The UCS loss of 22 sandstones after completely saturated against clay mineral content

Effect of the elastic modulus and porosity

Hard sandstones seem to be more sensitive to water because a sandstone with a higher elastic modulus will produce a larger value of A and, thus, cause the UCS to decrease more quickly against increasing water saturation levels. Hawkins and McConnell (1992) also held the view that weaker sandstones were more sensitive to moisture content, which was not supported by the experiment. Sandstone with a larger elastic modulus usually has a larger UCS (Fig. 19). Therefore, hard sandstones with large elastic modulus values descend more and faster when soaked in water, such as sandstones S5, S6, S8, S13 and S14.

Fig. 19

Relationship between the UCS and the elastic modulus for these sandstones

Vásárhelyi and Ván (2006) claimed that the material parameter in Eq. (6) was inversely related to porosity, which could be expressed as A = 6.0295 / n. This relationship was further investigated by using the calculated values of A for the above 22 sandstones. Figure 20 shows that this empirical function may not be suitable for sandstones. Therefore, multivariate linear regression was used to predict the value of A by adopting porosity, elastic modulus and clay mineral content as the input variables. The multivariate linear regression function illustrates that the value of A is linearly positively correlated with porosity, which is in conflict with Eq. (7) in (Vásárhelyi and Ván 2006). Sandstone with high porosity can absorb much more water, which can provide more void space for water–rock action. The adverse influence of porosity on the strength caused by water-weakening effects in this study is in accordance with the literature (Wong et al. 2016), in which a negative power relationship was observed between the UCS and porosity. Some other potential internal and external factors influencing the water-weakening effects can also be found in the review (Wong et al. 2016). Nevertheless, a novel finding in this study is that the relationship between the UCS loss caused by water saturation and the initial internal properties of sandstones (clay mineral content, elastic modulus and porosity) is quantified.

Fig. 20

The values of material parameter A versus porosity for 22 sandstones

Conclusions

The strength loss of four typical sandstones is investigated experimentally. The UCS, PLI and BTS values decrease quickly with increasing water saturation levels, especially when the water saturation level increases from 0 to 60%. By comparison, both the exponential decay function and logarithmic decay function can be used to predict the strength loss under any water saturation.
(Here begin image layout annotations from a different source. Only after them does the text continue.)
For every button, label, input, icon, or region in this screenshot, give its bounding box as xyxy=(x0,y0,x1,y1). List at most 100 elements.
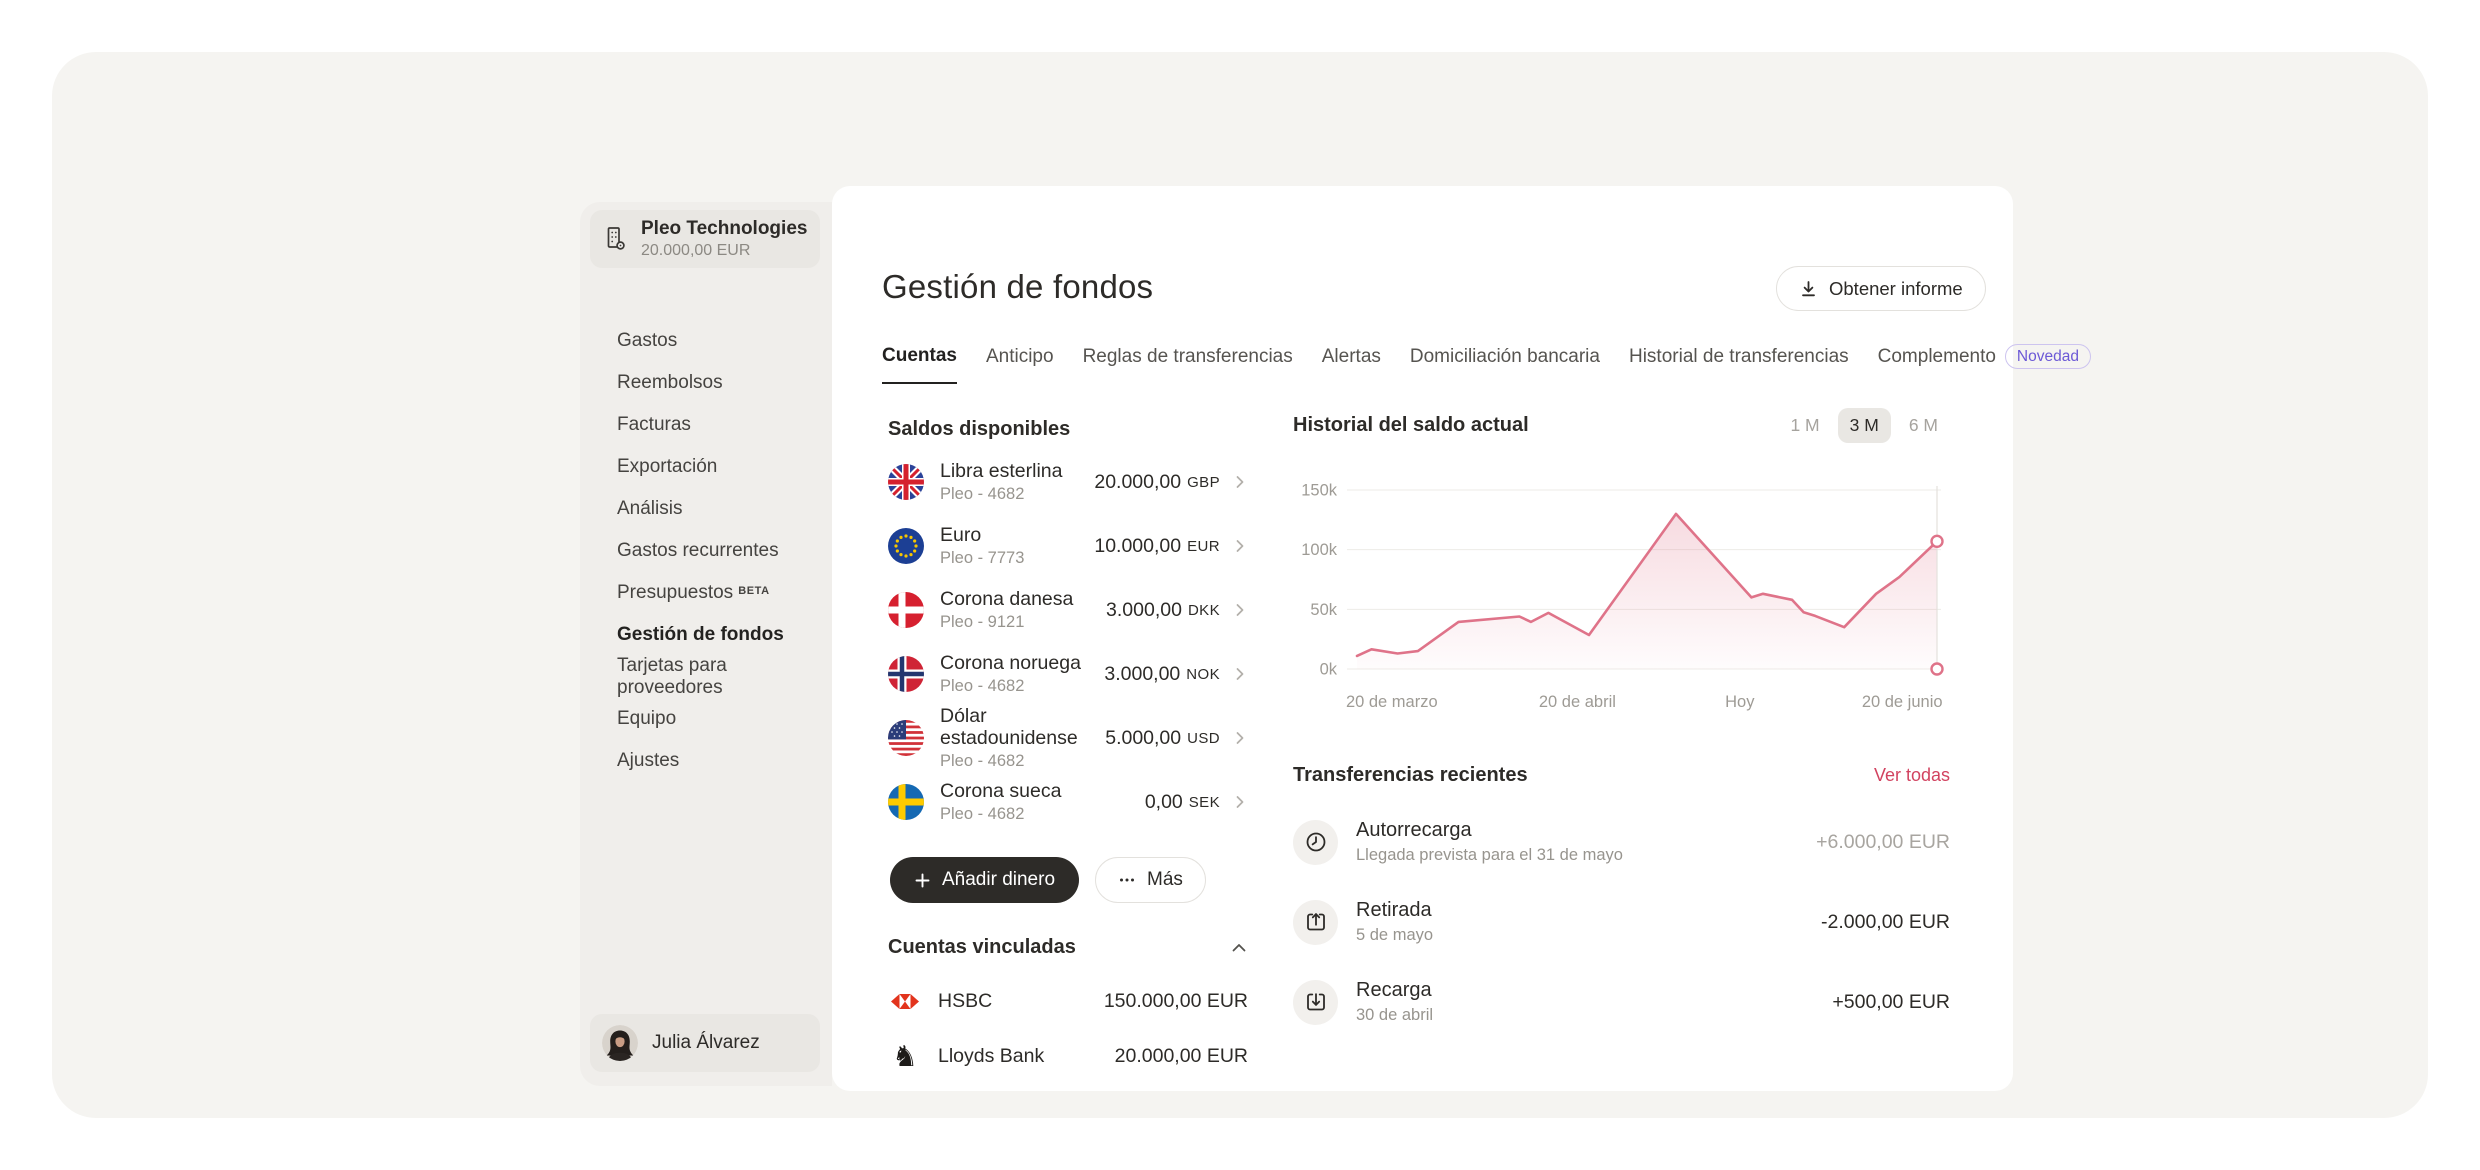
withdraw-icon xyxy=(1293,900,1338,945)
beta-badge: BETA xyxy=(738,585,770,597)
balance-currency-code: USD xyxy=(1187,730,1220,747)
transfer-amount: -2.000,00 EUR xyxy=(1821,911,1950,934)
flag-se-icon xyxy=(888,784,924,820)
balance-row-eur[interactable]: Euro Pleo - 7773 10.000,00 EUR xyxy=(888,514,1248,578)
transfer-row-recarga[interactable]: Recarga 30 de abril +500,00 EUR xyxy=(1293,962,1950,1042)
clock-icon xyxy=(1293,820,1338,865)
add-money-button[interactable]: Añadir dinero xyxy=(890,857,1079,903)
page-title: Gestión de fondos xyxy=(882,268,1153,306)
tab-complemento[interactable]: Complemento Novedad xyxy=(1878,344,2091,384)
deposit-icon xyxy=(1293,980,1338,1025)
linked-account-name: HSBC xyxy=(938,990,992,1013)
linked-account-name: Lloyds Bank xyxy=(938,1045,1044,1068)
flag-gb-icon xyxy=(888,464,924,500)
svg-text:100k: 100k xyxy=(1301,541,1338,559)
range-option-1m[interactable]: 1 M xyxy=(1778,408,1831,443)
tab-cuentas[interactable]: Cuentas xyxy=(882,344,957,384)
balance-name: Dólar estadounidense xyxy=(940,705,1105,750)
balance-amount: 3.000,00 xyxy=(1104,663,1180,686)
chevron-right-icon xyxy=(1232,474,1248,490)
company-selector[interactable]: Pleo Technologies 20.000,00 EUR xyxy=(590,210,820,268)
range-option-3m[interactable]: 3 M xyxy=(1838,408,1891,443)
chevron-right-icon xyxy=(1232,794,1248,810)
avatar xyxy=(602,1025,638,1061)
svg-text:150k: 150k xyxy=(1301,482,1338,500)
sidebar-item-equipo[interactable]: Equipo xyxy=(617,698,827,740)
balance-row-dkk[interactable]: Corona danesa Pleo - 9121 3.000,00 DKK xyxy=(888,578,1248,642)
balance-currency-code: EUR xyxy=(1187,538,1220,555)
balances-title: Saldos disponibles xyxy=(888,418,1070,441)
flag-no-icon xyxy=(888,656,924,692)
balance-currency-code: GBP xyxy=(1187,474,1220,491)
ellipsis-icon xyxy=(1118,871,1136,889)
transfer-subtitle: Llegada prevista para el 31 de mayo xyxy=(1356,846,1623,865)
flag-dk-icon xyxy=(888,592,924,628)
company-name: Pleo Technologies xyxy=(641,218,807,240)
sidebar-item-exportacion[interactable]: Exportación xyxy=(617,446,827,488)
transfer-row-retirada[interactable]: Retirada 5 de mayo -2.000,00 EUR xyxy=(1293,882,1950,962)
sidebar-item-ajustes[interactable]: Ajustes xyxy=(617,740,827,782)
outer-card: Pleo Technologies 20.000,00 EUR Gastos R… xyxy=(52,52,2428,1118)
user-menu[interactable]: Julia Álvarez xyxy=(590,1014,820,1072)
balance-row-nok[interactable]: Corona noruega Pleo - 4682 3.000,00 NOK xyxy=(888,642,1248,706)
chevron-up-icon[interactable] xyxy=(1230,939,1248,957)
linked-accounts-title: Cuentas vinculadas xyxy=(888,936,1076,959)
balance-amount: 3.000,00 xyxy=(1106,599,1182,622)
flag-us-icon xyxy=(888,720,924,756)
transfer-title: Retirada xyxy=(1356,899,1433,922)
balance-amount: 5.000,00 xyxy=(1105,727,1181,750)
balance-row-usd[interactable]: Dólar estadounidense Pleo - 4682 5.000,0… xyxy=(888,706,1248,770)
transfer-subtitle: 5 de mayo xyxy=(1356,926,1433,945)
download-icon xyxy=(1799,279,1818,298)
balance-sub: Pleo - 4682 xyxy=(940,485,1062,504)
flag-eu-icon xyxy=(888,528,924,564)
sidebar-item-presupuestos[interactable]: PresupuestosBETA xyxy=(617,572,827,614)
svg-text:Hoy: Hoy xyxy=(1725,693,1755,711)
linked-account-amount: 150.000,00 EUR xyxy=(1104,990,1248,1013)
balance-sub: Pleo - 4682 xyxy=(940,752,1105,771)
chevron-right-icon xyxy=(1232,730,1248,746)
tab-historial-transferencias[interactable]: Historial de transferencias xyxy=(1629,344,1849,384)
balance-currency-code: NOK xyxy=(1186,666,1220,683)
transfers-list: Autorrecarga Llegada prevista para el 31… xyxy=(1293,802,1950,1042)
balance-sub: Pleo - 7773 xyxy=(940,549,1024,568)
chevron-right-icon xyxy=(1232,538,1248,554)
balance-name: Euro xyxy=(940,524,1024,546)
balance-row-gbp[interactable]: Libra esterlina Pleo - 4682 20.000,00 GB… xyxy=(888,450,1248,514)
balance-amount: 0,00 xyxy=(1145,791,1183,814)
linked-account-row-hsbc[interactable]: HSBC 150.000,00 EUR xyxy=(888,974,1248,1029)
tab-domiciliacion-bancaria[interactable]: Domiciliación bancaria xyxy=(1410,344,1600,384)
company-balance: 20.000,00 EUR xyxy=(641,242,807,260)
sidebar-item-facturas[interactable]: Facturas xyxy=(617,404,827,446)
linked-account-row-lloyds[interactable]: ♞ Lloyds Bank 20.000,00 EUR xyxy=(888,1029,1248,1084)
sidebar-item-gastos[interactable]: Gastos xyxy=(617,320,827,362)
chart-title: Historial del saldo actual xyxy=(1293,414,1529,437)
sidebar-item-reembolsos[interactable]: Reembolsos xyxy=(617,362,827,404)
balance-amount: 20.000,00 xyxy=(1094,471,1181,494)
sidebar-item-analisis[interactable]: Análisis xyxy=(617,488,827,530)
linked-accounts-list: HSBC 150.000,00 EUR ♞ Lloyds Bank 20.000… xyxy=(888,974,1248,1084)
balance-sub: Pleo - 4682 xyxy=(940,677,1081,696)
get-report-button[interactable]: Obtener informe xyxy=(1776,266,1986,311)
hsbc-logo xyxy=(888,993,922,1010)
sidebar-item-tarjetas-proveedores[interactable]: Tarjetas para proveedores xyxy=(617,656,827,698)
balance-name: Corona danesa xyxy=(940,588,1073,610)
balance-sub: Pleo - 4682 xyxy=(940,805,1061,824)
transfer-subtitle: 30 de abril xyxy=(1356,1006,1433,1025)
transfer-row-autorrecarga[interactable]: Autorrecarga Llegada prevista para el 31… xyxy=(1293,802,1950,882)
sidebar-item-gestion-de-fondos[interactable]: Gestión de fondos xyxy=(617,614,827,656)
more-button[interactable]: Más xyxy=(1095,857,1206,903)
balance-row-sek[interactable]: Corona sueca Pleo - 4682 0,00 SEK xyxy=(888,770,1248,834)
balances-list: Libra esterlina Pleo - 4682 20.000,00 GB… xyxy=(888,450,1248,834)
balance-amount: 10.000,00 xyxy=(1094,535,1181,558)
range-option-6m[interactable]: 6 M xyxy=(1897,408,1950,443)
app-root: Pleo Technologies 20.000,00 EUR Gastos R… xyxy=(0,0,2480,1170)
tab-reglas-transferencias[interactable]: Reglas de transferencias xyxy=(1083,344,1293,384)
sidebar-item-gastos-recurrentes[interactable]: Gastos recurrentes xyxy=(617,530,827,572)
tab-anticipo[interactable]: Anticipo xyxy=(986,344,1054,384)
novedad-badge: Novedad xyxy=(2005,344,2091,369)
view-all-link[interactable]: Ver todas xyxy=(1874,765,1950,786)
balance-name: Corona noruega xyxy=(940,652,1081,674)
svg-text:20 de abril: 20 de abril xyxy=(1539,693,1616,711)
tab-alertas[interactable]: Alertas xyxy=(1322,344,1381,384)
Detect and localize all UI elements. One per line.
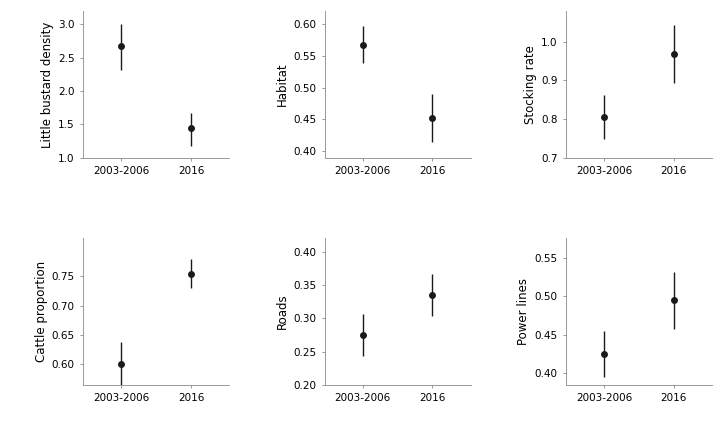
Y-axis label: Cattle proportion: Cattle proportion bbox=[35, 261, 48, 362]
Y-axis label: Little bustard density: Little bustard density bbox=[41, 21, 54, 147]
Y-axis label: Stocking rate: Stocking rate bbox=[524, 45, 537, 124]
Y-axis label: Habitat: Habitat bbox=[276, 62, 289, 106]
Y-axis label: Roads: Roads bbox=[276, 294, 289, 330]
Y-axis label: Power lines: Power lines bbox=[517, 278, 530, 345]
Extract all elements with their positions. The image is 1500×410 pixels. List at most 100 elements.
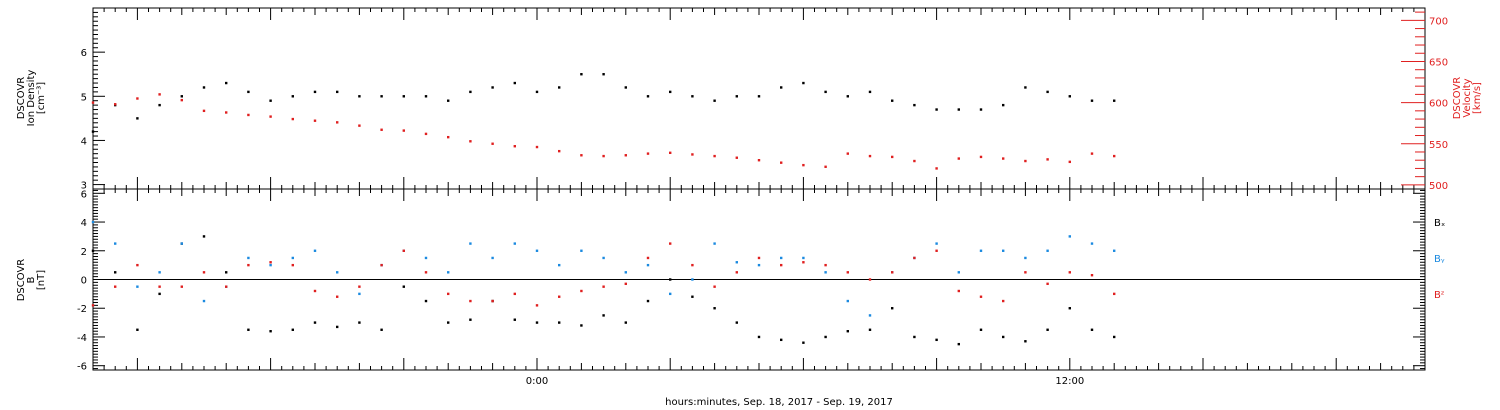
- velocity-point: [979, 155, 983, 159]
- bz-point: [602, 285, 605, 288]
- bx-point: [558, 321, 561, 324]
- ion-density-point: [380, 95, 383, 98]
- bz-point: [491, 299, 494, 303]
- legend-bx: Bₓ: [1434, 218, 1445, 229]
- ion-density-point: [691, 95, 694, 98]
- ion-density-point: [269, 99, 272, 102]
- ion-density-point: [513, 81, 516, 85]
- bx-point: [158, 292, 161, 296]
- bz-point: [424, 271, 428, 274]
- velocity-point: [691, 153, 694, 156]
- field-axis-label: DSCOVR: [16, 259, 27, 302]
- by-point: [535, 249, 539, 252]
- bx-point: [402, 285, 405, 288]
- ion-density-point: [180, 95, 183, 98]
- velocity-point: [513, 145, 516, 148]
- velocity-point: [1113, 154, 1116, 158]
- velocity-point: [491, 142, 494, 145]
- ion-density-point: [735, 95, 738, 98]
- bx-point: [691, 295, 694, 298]
- bz-point: [646, 256, 650, 260]
- ion-density-point: [935, 108, 938, 111]
- bz-point: [891, 271, 894, 274]
- velocity-point: [380, 128, 383, 131]
- velocity-point: [558, 149, 561, 153]
- ion-density-point: [624, 86, 627, 89]
- ion-density-point: [247, 90, 250, 94]
- bz-series: [91, 242, 1116, 307]
- ion-density-point: [402, 95, 405, 98]
- bz-point: [358, 285, 361, 288]
- velocity-tick-label: 550: [1429, 140, 1448, 151]
- velocity-point: [269, 115, 272, 118]
- bx-point: [336, 325, 339, 329]
- field-axis-label: [nT]: [36, 270, 47, 290]
- density-tick-label: 3: [81, 181, 87, 192]
- by-point: [114, 242, 117, 245]
- ion-density-point: [202, 86, 206, 89]
- bz-point: [114, 285, 117, 288]
- ion-density-point: [957, 108, 960, 111]
- bx-point: [757, 335, 761, 339]
- velocity-point: [646, 152, 650, 155]
- velocity-point: [225, 111, 228, 114]
- by-point: [247, 256, 250, 260]
- ion-density-point: [535, 90, 539, 94]
- by-point: [1046, 249, 1049, 252]
- x-axis-ticks: [92, 8, 1426, 370]
- field-tick-label: -4: [77, 333, 87, 344]
- bz-point: [624, 282, 627, 286]
- bz-point: [846, 271, 849, 274]
- x-tick-label: 0:00: [526, 376, 548, 387]
- velocity-point: [202, 109, 206, 113]
- bx-point: [225, 271, 228, 274]
- bz-point: [1002, 299, 1005, 303]
- by-point: [291, 256, 294, 260]
- by-point: [1024, 256, 1027, 260]
- bz-point: [247, 263, 250, 267]
- ion-density-point: [824, 90, 827, 94]
- velocity-tick-label: 650: [1429, 57, 1448, 68]
- ion-density-point: [313, 90, 317, 94]
- velocity-point: [868, 154, 872, 158]
- density-tick-label: 6: [81, 48, 87, 59]
- field-tick-label: 4: [81, 218, 87, 229]
- by-point: [979, 249, 983, 252]
- velocity-point: [291, 117, 294, 121]
- velocity-point: [580, 154, 583, 157]
- bz-point: [1068, 271, 1071, 274]
- by-point: [558, 263, 561, 267]
- by-point: [202, 299, 206, 303]
- bx-point: [136, 328, 139, 331]
- bx-point: [602, 314, 605, 317]
- density-axis-label: [cm⁻³]: [36, 82, 47, 114]
- ion-density-point: [580, 73, 583, 76]
- ion-density-point: [336, 90, 339, 94]
- bx-point: [114, 271, 117, 274]
- ion-density-point: [1024, 86, 1027, 89]
- bx-point: [447, 321, 450, 324]
- ion-density-point: [558, 86, 561, 89]
- ion-density-point: [136, 117, 139, 120]
- legend-bz: Bᶻ: [1434, 290, 1445, 301]
- velocity-point: [757, 159, 761, 162]
- by-point: [735, 261, 738, 264]
- bz-point: [913, 256, 916, 260]
- velocity-point: [469, 140, 472, 143]
- by-point: [846, 299, 849, 303]
- by-point: [269, 263, 272, 267]
- ion-density-point: [291, 95, 294, 98]
- ion-density-point: [913, 103, 916, 107]
- ion-density-point: [891, 99, 894, 102]
- by-point: [513, 242, 516, 245]
- velocity-point: [313, 119, 317, 122]
- velocity-point: [535, 145, 539, 149]
- field-tick-label: -6: [77, 362, 87, 373]
- velocity-point: [1068, 160, 1071, 164]
- bz-point: [802, 261, 805, 264]
- bz-point: [1024, 271, 1027, 274]
- bx-point: [91, 249, 95, 252]
- bz-point: [269, 261, 272, 264]
- bx-point: [1046, 328, 1049, 331]
- velocity-axis-label: [km/s]: [1472, 82, 1483, 114]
To further investigate the correction of the intrinsic properties of sandstones with the water-weakening degree, multiple linear regression analysis is conducted. The UCS loss caused by water saturation is related to the porosity, elastic modulus and clay mineral content. Sandstone with high porosity, a large elastic modulus and large clay mineral content experiences more and faster UCS loss when in contact with water. The other potential factors influencing the water-weakening effects on rocks need to be researched in the future.

A critical saturation level corresponding to the 90% UCS loss is proposed in this study. The critical saturation values for most sandstones are in the range of 60 ~ 80%, beyond which the UCS loss caused by the increased water saturation is very small. Sandstone with high porosity, a large elastic modulus and a large clay mineral content has a smaller critical saturation value, which is more sensitive to water.

The clay minerals in these sandstones mainly include illite, kaolinite and chlorite, which have low swelling abilities. Therefore, the influence of the clay mineral content on the water weakening of sandstones is not remarkable if highly expansible clay minerals are absent. Highly expansible clay minerals play an important role in the water weakening of sandstones.